How can we take this observation to find the functions with period $n$? Suppose our function is $f(x) = e^{\alpha x}$. Then we have $$\frac{d^n}{dx^n} f(x) = \frac{d^n}{dx^n} e^{\alpha x} = \alpha^n e^{\alpha x} = \alpha^n f(x)$$ When is it the case that $\frac{d^n}{dx^n} f(x) = f(x)$? Precisely when $\alpha^n = 1$. There are $n$ complex numbers $\alpha$ that satisfy $\alpha^n = 1$; those are numbers of the form $$\alpha = \cos \left(\frac{2k\pi}n \right) + i \sin\left( \frac{2k\pi}n \right)$$ where $k=0, \ldots, n-1$. We have \begin{align*} &e^{\left( \cos \left(\frac{2k\pi}n \right) + i \sin\left( \frac{2k\pi}n \right) \right) x} \\ &= e^{\cos \left(\frac{2k\pi}n \right)x} \cdot e^{i \sin\left( \frac{2k\pi}n \right)x} \\ &= e^{\cos \left(\frac{2k\pi}n \right)x} \left( \cos \left( \sin\left( \frac{2k\pi}n \right)x \right) + i \sin \left( \sin\left( \frac{2k\pi}n \right)x \right)\right) \end{align*} and \begin{align*} &e^{\left( \cos \left(\frac{2(n-k)\pi}n \right) + i \sin\left( \frac{2(n-k)\pi}n \right) \right) x} \\&= e^{\cos \left(\frac{2k\pi}n \right)x} \cdot e^{i \sin\left( \frac{2k\pi}n \right)x} \\&= e^{\cos \left(\frac{2k\pi}n \right)x} \left( \cos \left( \sin\left( \frac{2k\pi}n \right)x \right) - i \sin \left( \sin\left( \frac{2k\pi}n \right)x \right)\right) \end{align*} so in fact the functions (obtained by adding and subtracting the previous two functions) \begin{align*} f_k^+(x) &= e^{\cos \left(\frac{2k\pi}n \right)x} \cos \left( \sin\left( \frac{2k\pi}n \right)x \right) & f_k^-(x) &= e^{\cos \left(\frac{2k\pi}n \right)x} \sin \left( \sin\left( \frac{2k\pi}n \right)x \right) \end{align*} each have period $n$. Here $k$ ranges from $0$ to $\lfloor n/2 \rfloor$ (we don't go all the way to $n$ because $f_{n-k}^+ = f_k^+$ and $f_{n-k}^- = -f_k^-$, so to go beyond $n/2$ would be to repeat functions). Note that $f_0^- = 0$, and if $n$ is even, then $f_{n/2}^- = 0$. As such, the functions $f_k^{\pm}$ comprise $n$ distinct functions. Note that if $f$ and $g$ each have period $n$, then so do $Af + Bg$ where $A$ and $B$ are constants. As such, any linear combination of the aforementioned functions has period $n$ (more precisely, it has period dividing $n$, but it satisfies that it is equal to its own $n$th derivative in any case).

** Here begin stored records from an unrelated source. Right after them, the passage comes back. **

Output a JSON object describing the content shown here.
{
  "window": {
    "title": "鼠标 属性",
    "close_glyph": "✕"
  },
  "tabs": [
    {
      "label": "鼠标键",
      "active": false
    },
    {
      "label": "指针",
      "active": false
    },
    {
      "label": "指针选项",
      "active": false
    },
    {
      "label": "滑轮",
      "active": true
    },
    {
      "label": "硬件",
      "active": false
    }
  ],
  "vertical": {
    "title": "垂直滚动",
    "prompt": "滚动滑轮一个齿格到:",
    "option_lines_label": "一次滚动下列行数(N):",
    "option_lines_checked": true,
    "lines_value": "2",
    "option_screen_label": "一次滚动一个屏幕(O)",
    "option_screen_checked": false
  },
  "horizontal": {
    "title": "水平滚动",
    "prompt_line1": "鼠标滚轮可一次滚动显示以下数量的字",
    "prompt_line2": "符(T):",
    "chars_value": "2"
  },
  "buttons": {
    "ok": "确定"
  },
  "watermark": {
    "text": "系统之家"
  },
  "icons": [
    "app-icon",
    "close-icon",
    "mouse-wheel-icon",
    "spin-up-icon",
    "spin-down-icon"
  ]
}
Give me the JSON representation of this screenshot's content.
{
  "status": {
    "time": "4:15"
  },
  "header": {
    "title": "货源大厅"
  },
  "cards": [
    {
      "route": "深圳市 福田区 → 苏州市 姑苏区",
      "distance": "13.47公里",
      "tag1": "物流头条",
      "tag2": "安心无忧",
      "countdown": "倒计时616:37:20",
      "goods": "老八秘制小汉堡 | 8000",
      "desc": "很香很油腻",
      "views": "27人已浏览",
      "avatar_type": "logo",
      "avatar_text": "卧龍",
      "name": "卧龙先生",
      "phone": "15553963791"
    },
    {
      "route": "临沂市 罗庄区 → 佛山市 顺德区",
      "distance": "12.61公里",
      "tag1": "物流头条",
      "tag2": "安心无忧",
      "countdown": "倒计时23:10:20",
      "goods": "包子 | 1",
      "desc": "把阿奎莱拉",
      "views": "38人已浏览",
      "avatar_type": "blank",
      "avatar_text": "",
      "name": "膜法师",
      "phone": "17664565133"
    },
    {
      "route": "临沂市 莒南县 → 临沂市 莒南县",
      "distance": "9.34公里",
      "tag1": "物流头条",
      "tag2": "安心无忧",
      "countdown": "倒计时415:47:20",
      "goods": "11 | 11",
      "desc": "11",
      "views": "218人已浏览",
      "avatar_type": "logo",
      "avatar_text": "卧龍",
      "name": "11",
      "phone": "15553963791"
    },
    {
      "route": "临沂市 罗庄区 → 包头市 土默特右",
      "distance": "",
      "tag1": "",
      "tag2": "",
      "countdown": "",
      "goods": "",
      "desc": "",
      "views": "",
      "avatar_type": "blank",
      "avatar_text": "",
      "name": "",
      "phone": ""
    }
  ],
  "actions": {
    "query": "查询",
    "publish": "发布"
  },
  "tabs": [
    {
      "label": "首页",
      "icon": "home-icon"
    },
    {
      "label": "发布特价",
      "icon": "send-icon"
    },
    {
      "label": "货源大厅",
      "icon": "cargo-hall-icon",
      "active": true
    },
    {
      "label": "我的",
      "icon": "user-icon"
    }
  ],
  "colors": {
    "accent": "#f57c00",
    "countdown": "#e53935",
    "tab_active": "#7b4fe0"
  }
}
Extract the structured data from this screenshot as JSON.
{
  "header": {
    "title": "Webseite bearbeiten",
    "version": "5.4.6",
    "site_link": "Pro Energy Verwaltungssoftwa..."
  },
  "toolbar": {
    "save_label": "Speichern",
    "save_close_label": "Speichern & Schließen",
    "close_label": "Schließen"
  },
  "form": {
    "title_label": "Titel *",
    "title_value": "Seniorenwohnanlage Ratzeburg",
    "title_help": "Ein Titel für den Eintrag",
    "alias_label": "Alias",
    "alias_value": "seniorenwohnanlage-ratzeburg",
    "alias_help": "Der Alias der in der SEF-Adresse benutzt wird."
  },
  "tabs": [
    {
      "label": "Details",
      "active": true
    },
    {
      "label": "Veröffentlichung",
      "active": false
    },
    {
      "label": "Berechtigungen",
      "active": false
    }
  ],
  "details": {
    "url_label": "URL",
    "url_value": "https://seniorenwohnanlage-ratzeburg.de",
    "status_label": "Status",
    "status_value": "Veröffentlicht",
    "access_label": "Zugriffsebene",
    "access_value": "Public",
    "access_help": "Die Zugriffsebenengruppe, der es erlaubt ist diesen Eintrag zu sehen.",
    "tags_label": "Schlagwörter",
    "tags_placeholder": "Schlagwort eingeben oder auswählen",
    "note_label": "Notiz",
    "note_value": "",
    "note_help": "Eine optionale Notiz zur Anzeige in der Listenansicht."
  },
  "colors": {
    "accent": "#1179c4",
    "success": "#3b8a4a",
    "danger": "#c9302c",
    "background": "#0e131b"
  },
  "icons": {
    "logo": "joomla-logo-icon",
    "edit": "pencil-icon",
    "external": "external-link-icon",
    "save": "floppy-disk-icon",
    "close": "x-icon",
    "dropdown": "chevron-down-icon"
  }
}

Note that the functions you're looking for are in fact the solutions to the differential equation $$f^{(n)} - f = 0$$ This is an $n$th order linear homogeneous ordinary differential equation, so its solution space has dimension $n$. Indeed, then, we have covered all solutions.